TELCO looks and behaves like a global car company. Ranbaxy looks and behaves like a global drugs company. Infosys, Wipro & TCS look and behave like Global Software Companies. Indian Banks need to do the same.
A global bank has to have a modern framework on handling credit risk. It does not mechanically use ratings from credit rating agencies. It uses models for evaluating credit risk. It does marking to market of the loan/bond portfolio, based on a prospective view of the NPV of the assets. It routinely buys/sells components of the credit portfolio. It intensively uses credit derivatives. None of these features are found in Indian banks today. These are skills and practices that Indian Banks will need to think about to become global.
There is an interesting advertisement of a major global bank, which many of you may have seen. The message of this advertisement is important. In order to be successful, even a global bank has to be relevant to local needs.

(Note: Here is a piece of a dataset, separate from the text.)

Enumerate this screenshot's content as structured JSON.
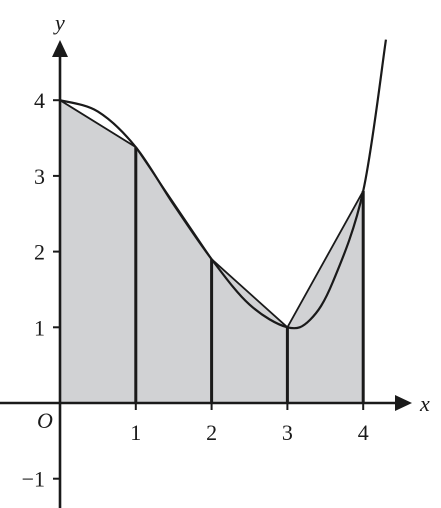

It should not only understand the local economy, its opportunities and challenges, but also be sensitive to its culture and customs. Indian Banks having global aspirations would need to do the same. That is indeed a daunting challenge. But before an attempt is made to understand the needs of the Western Economy or East Asia or the Gulf countries, we need to fully tap the emerging opportunities in our own country. Unless our banks effectively tap these opportunities, their aspirations for success abroad may be not realistic. Huge opportunities lie in agriculture, agri-businesses, small and medium enterprises, non farm activities and infrastructure. Public policies in the past sought to achieve growth in some of these sectors through directed credit. Perhaps, there was time in the past when profitable opportunities in such sectors were not obvious. I am told that the First Deputy Managing Director of IMF, Dr. Anne Krueger in her keynote address yesterday sounded a note of caution against directed credit. We are certainly not attempting to direct credit. My message is that there is potential and opportunity in a variety of sectors within our country. We need to be pro-active; we need to research and develop appropriate skill sets and systems to tap these opportunities. We must not always walk down the trodden path, we must sometimes take a road less travelled, while taking precautions to manage the risks.
Indian Banking has made a vital contribution to the nations development. It has progressively matured. It is a measure of its robustness that it is now looking outwards to realize its global aspirations. In this process, it will need to meet many difficult challenges. I have, however, no doubt that Indian Banks will meet these challenges successfully and atleast some of them be counted among global leaders in not too distant a future."